Is there any special configuration I need to run OMi?


You need Operations Manager to consolidate events before feeding them to OMi. You can feed events from other tools (such as SiteScope for agentless monitoring) into Operations Manager to get better visibility of your enterprise by expanding the number of managed nodes. Operations Manager can also consolidate events from other domain managers such as Microsoft SCOM or IBM Tivoli.
You do need a recent version of Operations Manager – either OMW 8.10 with some specific patches or OMU 9.0. Existing Smart Plug-Ins will work with OMi but we’ve also been making some enhancements to provide tighter integration and to enable the Smart PlugIns for OMU to populate the topology maps automatically. So in general you need a recent OM version and later SPI versions are ‘better’.
Other than that, there is no special configuration.


Does OMi require ECS (event correlation services) to be built out?

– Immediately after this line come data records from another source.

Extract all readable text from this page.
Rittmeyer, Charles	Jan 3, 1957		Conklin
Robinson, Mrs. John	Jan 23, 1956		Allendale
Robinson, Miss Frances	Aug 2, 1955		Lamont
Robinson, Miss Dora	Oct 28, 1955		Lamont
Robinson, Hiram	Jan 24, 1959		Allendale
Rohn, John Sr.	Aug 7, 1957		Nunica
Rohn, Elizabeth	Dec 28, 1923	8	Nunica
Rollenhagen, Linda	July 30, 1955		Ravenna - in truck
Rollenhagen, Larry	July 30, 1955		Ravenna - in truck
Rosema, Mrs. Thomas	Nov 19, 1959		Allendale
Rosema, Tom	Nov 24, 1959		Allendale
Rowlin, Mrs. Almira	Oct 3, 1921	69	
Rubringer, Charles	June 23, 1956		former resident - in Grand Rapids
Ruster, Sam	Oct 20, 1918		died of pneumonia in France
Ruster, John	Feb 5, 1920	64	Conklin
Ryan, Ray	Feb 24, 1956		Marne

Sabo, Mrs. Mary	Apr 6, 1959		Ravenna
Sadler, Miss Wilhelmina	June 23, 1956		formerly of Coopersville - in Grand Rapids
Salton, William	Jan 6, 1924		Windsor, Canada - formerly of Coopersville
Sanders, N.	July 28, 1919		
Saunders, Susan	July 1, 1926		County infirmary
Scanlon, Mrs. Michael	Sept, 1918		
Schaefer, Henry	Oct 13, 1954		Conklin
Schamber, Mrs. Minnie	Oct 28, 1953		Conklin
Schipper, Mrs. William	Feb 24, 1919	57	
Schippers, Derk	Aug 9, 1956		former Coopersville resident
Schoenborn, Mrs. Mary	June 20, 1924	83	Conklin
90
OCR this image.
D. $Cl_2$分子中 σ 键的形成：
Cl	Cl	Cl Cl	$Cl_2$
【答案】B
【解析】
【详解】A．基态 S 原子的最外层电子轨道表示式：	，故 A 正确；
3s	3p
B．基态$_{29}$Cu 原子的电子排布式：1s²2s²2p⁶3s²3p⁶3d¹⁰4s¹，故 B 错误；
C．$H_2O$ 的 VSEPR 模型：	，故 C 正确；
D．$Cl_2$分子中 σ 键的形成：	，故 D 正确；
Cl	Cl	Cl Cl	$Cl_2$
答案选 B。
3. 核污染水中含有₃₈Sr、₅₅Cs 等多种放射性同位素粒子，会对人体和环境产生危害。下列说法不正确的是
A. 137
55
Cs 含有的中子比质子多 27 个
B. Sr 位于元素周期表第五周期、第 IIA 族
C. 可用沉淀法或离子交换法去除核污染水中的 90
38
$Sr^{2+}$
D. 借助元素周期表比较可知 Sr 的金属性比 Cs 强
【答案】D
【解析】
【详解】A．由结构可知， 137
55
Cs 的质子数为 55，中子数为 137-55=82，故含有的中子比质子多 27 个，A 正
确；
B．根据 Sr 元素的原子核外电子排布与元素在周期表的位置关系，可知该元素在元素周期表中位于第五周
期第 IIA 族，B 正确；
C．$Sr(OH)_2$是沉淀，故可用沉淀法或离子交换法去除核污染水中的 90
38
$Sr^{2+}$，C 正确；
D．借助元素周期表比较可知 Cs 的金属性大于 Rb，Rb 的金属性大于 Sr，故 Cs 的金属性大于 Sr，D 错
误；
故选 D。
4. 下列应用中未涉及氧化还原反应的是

No. As a general rule it’s a good idea to ‘refine’ the event stream that is processed by the OM server and passed to OMi. There is absolutely no point in passing lots of noise to OMi – stuff that we know is noise – so we would recommend making good use of all of the traditional event consolidation and filtering technologies in OM. Time and count based correlation on agents, de-duplication etc.
ECS – Event Correlation Services – can also be used to further refine the event stream as it arrives at an OMU server but it is not a requirement for OMi.


Any issues or challenges to be utilize OMi in duplicated IP addresses environment for company like MSP (managed service providers)?


OMi should work in duplicate IP address environments providing that appropriate DNS resolution and IP routing OR HTTP PROXY CHAINING is in place to enable outbound connections from the existing OM server to the managed nodes (agents) to work correctly. The support for dup-IP is something we included in the HTTP communications protocol which can be used with OM agents after version 8.x of the OM servers. There are a number of different ways that the network 'resolution' can be set up - including http proxies and NAT - and we cannot commit to testing every possible configuration. However, with an appropriate configuration OMi will work in these environments. In general, if you have a dup-IP environment working with your existing OM server then OMi should also work.


Does OMi take into consideration HA (high availability) configurations such that it can identify business degradation as opposed to an outage?


Yes. This is one advantage of having health calculation and event correlation which is dynamically driven by the discovery of the infrastructure. Consider a cluster running some Microsoft Exchange Resource Groups, or a number of VMware hosts with some virtual machines which participate in delivering a business service. In either case, if we have a hardware issue then we may move the ‘application’ (resource group or VM) to another host. This may happen automatically.
The Operations Manager Smart Plug-In (SPI) which is monitoring these resources – so the Exchange SPI (which is cluster aware) or the Virtualization Infrastructure SPI – will detect the movement of resources typically within 1 to 2 minutes. The SPI will update the discovery information in OM and this will be synchronized into OMi a short time later. OMi’s perspective of the topology of the infrastructure will change and the health and event correlation rules will adapt.
OMi will now ‘understand’ that the hardware events which arrived from the cluster or VM host do not impact the business service which is supported by the specific Exchange Resource Group or virtual machine.


 


For HP Operations Center, Peter Spielvogel.